I am taking an online Western Civilization II course through a community college back home. It started last week, and one of the seven weekly assignments was to watch this video on the Battle of Lützen in 1632.

…it was painful, to say the least, and not because the war wasn’t interesting, but because of the way the designer chose to format the video.

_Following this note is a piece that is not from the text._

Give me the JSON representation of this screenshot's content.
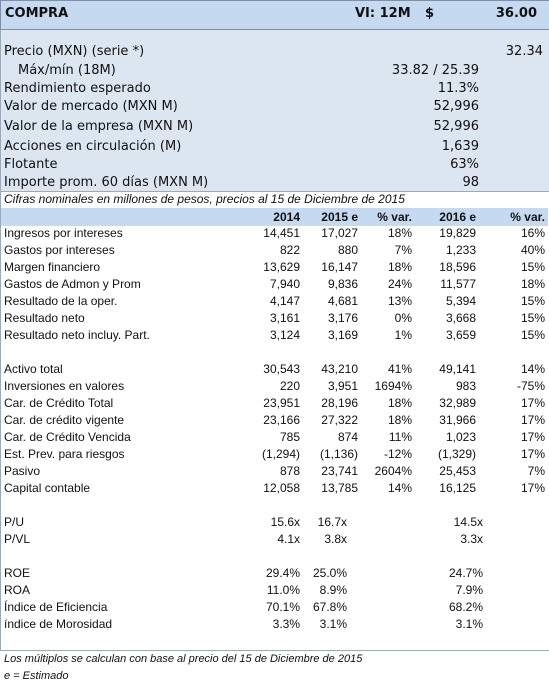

I took several screenshots to illustrate my point:

http://www.youtube.com/watch?v=LC5RusVOoZ8

Found on YouTube.

http://www.youtube.com/watch?v=LC5RusVOoZ8

Found on YouTube.

http://www.youtube.com/watch?v=LC5RusVOoZ8

Found on YouTube.

Personally, I think the choice of backgrounds were not efficient. Although the black-and-white pictures are informative in a visual aspect, they distract from the text which really explains what’s happening. At the same time, the designer picked fluorescent yellow, vibrant red, and black as font colors to accompany the already busy photos. I found that I could not read most of this video (and mind you, it was nine minutes in length).

The historical information found in this video is probably incredibly accurate, so I can understand why my professor chose this particular video as a learning tool. However, the designer did not create it in such a way that it could be an effective learning tool, and that is the root of the problem.

It’s interesting how CRAP, elements of design, principles of design, color, and type truly matter. Whether it be through a document, flyer, pamphlet, poster, or even a YouTube video, they all work together to either make or break a project. I figured this was just something to keep in mind as we begin our first major “Document Design” project!

Williams, Robin. The Non-Designer’s Design Book: Design and Typographic Principles for the Visual Novice. 3rd ed. Berkeley, CA: Peachpit Press, 2008. Print.